O tema do poema é uma
reinterpretação irónico do mito de Ítaca. Não é o mito
homérico, é a ilha grega que existe na nossa realidade. Não é
a viagem glorificada de Ulisses que regressa à sua terra natal
depois de enfrentar mil perigos, é o conselho a um turista que bem
poderia receber numa agência de “viagens”. No
lugar de ires visitar essa ilha grega que não tem nenhuma
importância, porque não vais à ilha de Comandatuba, no sul do
Brasil? Lá há melhor preço.
O
humor do poema nasce da expetativa do leitor. Este,
ao ver o título, espera um poema de caráter mítico, ou uma
reinterpretação moderna como foi o caso da canção Itaca
de
Lluis Lach, onde
“Itaca” converte-se numa metáfora, num objetivo seguramente fora
do alcance mas que marca o rumo da nossa vida e
que, de o realizarmos, normalmente não acaba sendo o que nós
pensávamos que era (“I
si la trobes pobra, no és que Itaca t'hagi enganyat.
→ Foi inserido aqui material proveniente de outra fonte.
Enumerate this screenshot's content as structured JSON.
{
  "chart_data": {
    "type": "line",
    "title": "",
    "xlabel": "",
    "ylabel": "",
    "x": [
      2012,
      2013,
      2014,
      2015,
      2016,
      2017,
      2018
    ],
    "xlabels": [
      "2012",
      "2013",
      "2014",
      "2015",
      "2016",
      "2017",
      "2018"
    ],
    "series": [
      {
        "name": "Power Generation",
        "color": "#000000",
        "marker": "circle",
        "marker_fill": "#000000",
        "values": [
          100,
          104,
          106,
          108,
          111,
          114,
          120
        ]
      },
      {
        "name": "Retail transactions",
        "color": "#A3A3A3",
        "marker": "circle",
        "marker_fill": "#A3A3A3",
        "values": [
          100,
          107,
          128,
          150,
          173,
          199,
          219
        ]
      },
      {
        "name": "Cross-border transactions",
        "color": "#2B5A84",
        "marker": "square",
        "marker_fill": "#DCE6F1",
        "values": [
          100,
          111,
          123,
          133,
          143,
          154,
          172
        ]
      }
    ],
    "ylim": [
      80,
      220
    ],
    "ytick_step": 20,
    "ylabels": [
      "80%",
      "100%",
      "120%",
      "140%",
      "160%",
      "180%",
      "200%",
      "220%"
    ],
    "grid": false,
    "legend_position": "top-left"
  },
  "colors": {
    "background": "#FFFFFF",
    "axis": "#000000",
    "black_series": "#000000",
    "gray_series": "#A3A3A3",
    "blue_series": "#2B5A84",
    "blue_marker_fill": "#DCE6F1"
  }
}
Savi, com bé
t'has fet, sabràs el que volen dir les Itaques”). Porém,
neste caso temos a Ítaca contemporânea, o objetivo duma viagem
turística, motivada pela necessidade na sociedade atual por
“desligar”, ainda que seja uns momentos, da vida repetitiva à
que estamos habituados. Nesta
“Odisseia”, o que importa ao turista é se o preço é muito caro
ou se é preciso de levar creme protetora (“hipoglós”), não
criaturas míticas nem nenhum tipo de monstro que possa ameaçar a
viagem.
A ironia
humorística, que em geral está dirigida cara essa “viagem”,
também faz piada doutros
elementos. Por exemplo, a
palavra “adultério”, onde a poeta joga afirmando que esta
semelha provir do termo “adulto”, o qual pareceria indicar que
“adultério” quer dizer “coisa de adulto”, que só pode fazer
um adulto, ou que é precisa de fazer para ser adulto. Em
qualquer caso, é uma brincadeira que nasce duma etimologia falsa,
jogando outra vez com as nossas impressões.